Hocking says that occupational science must seek to provide in-depth information about what occupation is, rather than just how people engage with it or what they experience as a result of doing it. She outlines her idea of what the definition of occupation is and how it is context-dependent on the culture it occurs within.
As a result of increased knowledge she argues it would help OT practitioners to see people as ‘occupational beings’ and provide improved appreciation of the meaning occupation has to people’s lives, together with the demands required to carry them out. Using this knowledge would eclipse personal experience alone, for example you may know from personal experience that cooking a large meal is tiring and time-consuming and so may direct an Asian patient recovering from stroke to withdraw from the seemingly burdensome occupation of preparing dinner for her husband. But armed with research knowledge that meal preparation is seen as a gift to family, you could instead consider ways to adapt the occupation to allow the patient to continue since it holds meaning across this culture.
For occupational scientists, the benefit would be creating a concrete benchmark from which to examine the varying definitions of ‘occupation’ and an understanding of how occupation contributes to preserving tradition, community and wider societal culture and is more than merely a habit or skill. It would also be a base for further research into areas such as how changes in occupation brought about by new technologies or lifestyles have affected health outcomes.
Hocking describes research strategies in order to obtain further knowledge about what occupation is, in order to aid the development and improvement of occupational theories.
Ethical principles to consider when obtaining this information are:
- acknowledging the diversity within a named occupation (not trying to gloss over deviations from the norm but explore further)

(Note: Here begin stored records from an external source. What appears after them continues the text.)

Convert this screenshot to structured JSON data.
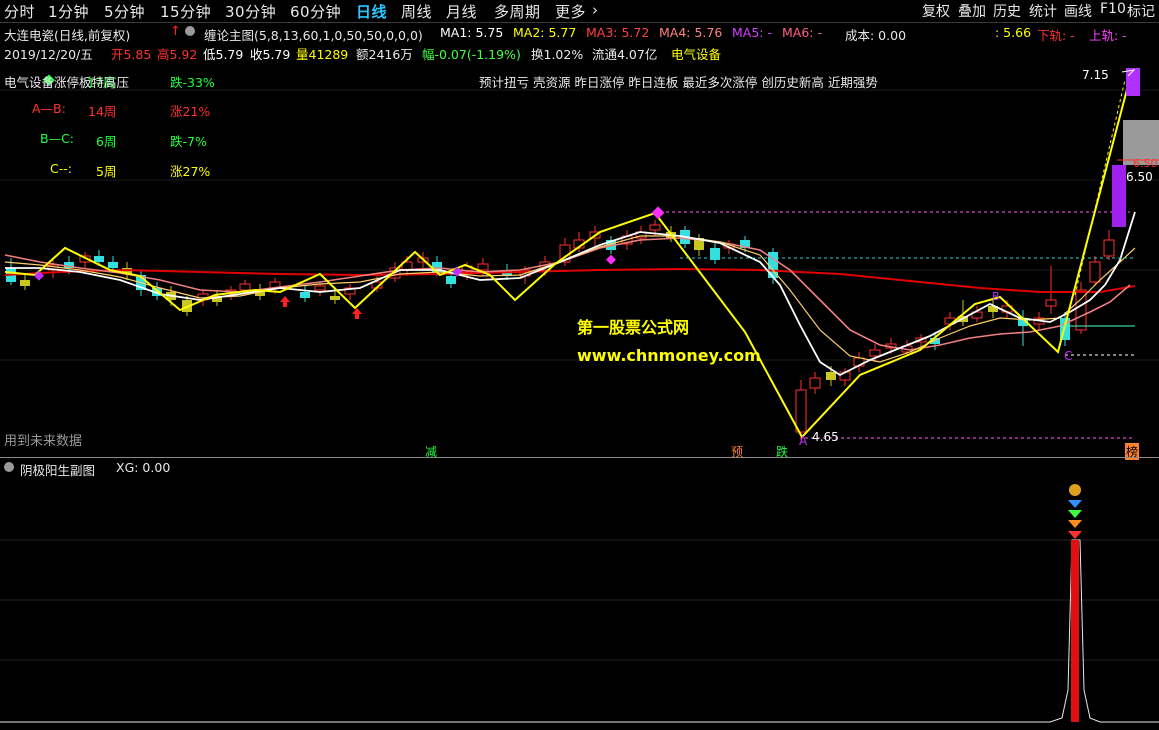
{
  "toolbar": {
    "periods": [
      "分时",
      "1分钟",
      "5分钟",
      "15分钟",
      "30分钟",
      "60分钟",
      "日线",
      "周线",
      "月线",
      "多周期",
      "更多"
    ],
    "more_arrow": "›",
    "right_buttons": [
      "复权",
      "叠加",
      "历史",
      "统计",
      "画线",
      "F10",
      "标记"
    ]
  },
  "header": {
    "stock_title": "大连电瓷(日线,前复权)",
    "indicator_name": "缠论主图(5,8,13,60,1,0,50,50,0,0,0)",
    "ma1": "MA1: 5.75",
    "ma2": "MA2: 5.77",
    "ma3": "MA3: 5.72",
    "ma4": "MA4: 5.76",
    "ma5": "MA5: -",
    "ma6": "MA6: -",
    "cost": "成本: 0.00",
    "right_val": ": 5.66",
    "lower_rail": "下轨: -",
    "upper_rail": "上轨: -"
  },
  "quote": {
    "date": "2019/12/20/五",
    "open": "开5.85",
    "high": "高5.92",
    "low": "低5.79",
    "close": "收5.79",
    "volume": "量41289",
    "amount": "额2416万",
    "change": "幅-0.07(-1.19%)",
    "turnover": "换1.02%",
    "float": "流通4.07亿",
    "sector": "电气设备"
  },
  "stats": [
    {
      "label": "电气设备",
      "period": "17周",
      "result": "跌-33%"
    },
    {
      "label": "A—B:",
      "period": "14周",
      "result": "涨21%"
    },
    {
      "label": "B—C:",
      "period": "6周",
      "result": "跌-7%"
    },
    {
      "label": "C--:",
      "period": "5周",
      "result": "涨27%"
    }
  ],
  "stats_overlay": "涨停板特高压",
  "signal_bar": "预计扭亏  壳资源  昨日涨停  昨日连板  最近多次涨停  创历史新高  近期强势",
  "watermark": {
    "name": "第一股票公式网",
    "url": "www.chnmoney.com"
  },
  "price_labels": {
    "p715": "7.15",
    "p650a": "6.50",
    "p650b": "6.50",
    "p465": "4.65"
  },
  "point_labels": {
    "A": "A",
    "C": "C",
    "B": "B"
  },
  "bottom_note": "用到未来数据",
  "bottom_tags": [
    "减",
    "预",
    "跌",
    "榜"
  ],
  "subchart": {
    "title": "阴极阳生副图",
    "xg": "XG: 0.00"
  },
  "colors": {
    "up": "#ff3030",
    "down": "#33e0e0",
    "ma_white": "#ffffff",
    "ma_red": "#e00000",
    "zigzag": "#ffff00",
    "accent": "#29c6ff",
    "purple": "#a020f0"
  }
}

- serving occupational justice (by researching occupations of marginalized or disabled people)
- considering the sustainability of occupations (in terms of environmental impact and contribution to a positive society).
Clare Hocking (2009) ‘The Challenge of Occupation: Describing the Things People Do’ JOURNAL OF OCCUPATIONAL SCIENCE vol 16(3) OCTOBER 2009, pp 140-150.
Abstract: This article proposes that to fulfil the vision of the founders of the discipline, occupational scientists must develop a new strand of research and scholarship dedicated to generating knowledge of occupation itself, rather than people’s engagement in it. The goal is to inform both occupational science and therapy by providing knowledge of the occupations people strive to engage in and their impact and importance. Such investigations would encompass the capacities, knowledge and skills required for participation; who participates and what is done; the rules, norms or processes governing participation; where and when participation occurs, using what resources; the regularity, duration, tempo and steps involved; the history of an occupation; its function and outcomes; the kinds of meanings it holds; its sociocultural, political, economic, geographic and historical context, and how occupations influence health. Ethical responsibilities in generating this body of knowledge are outlined, including dispelling normative assumptions, serving occupational justice and considering issues of sustainability. Building this unique body of knowledge will require both synthesis of interdisciplinary knowledge and gathering objective and subjective accounts of occupation.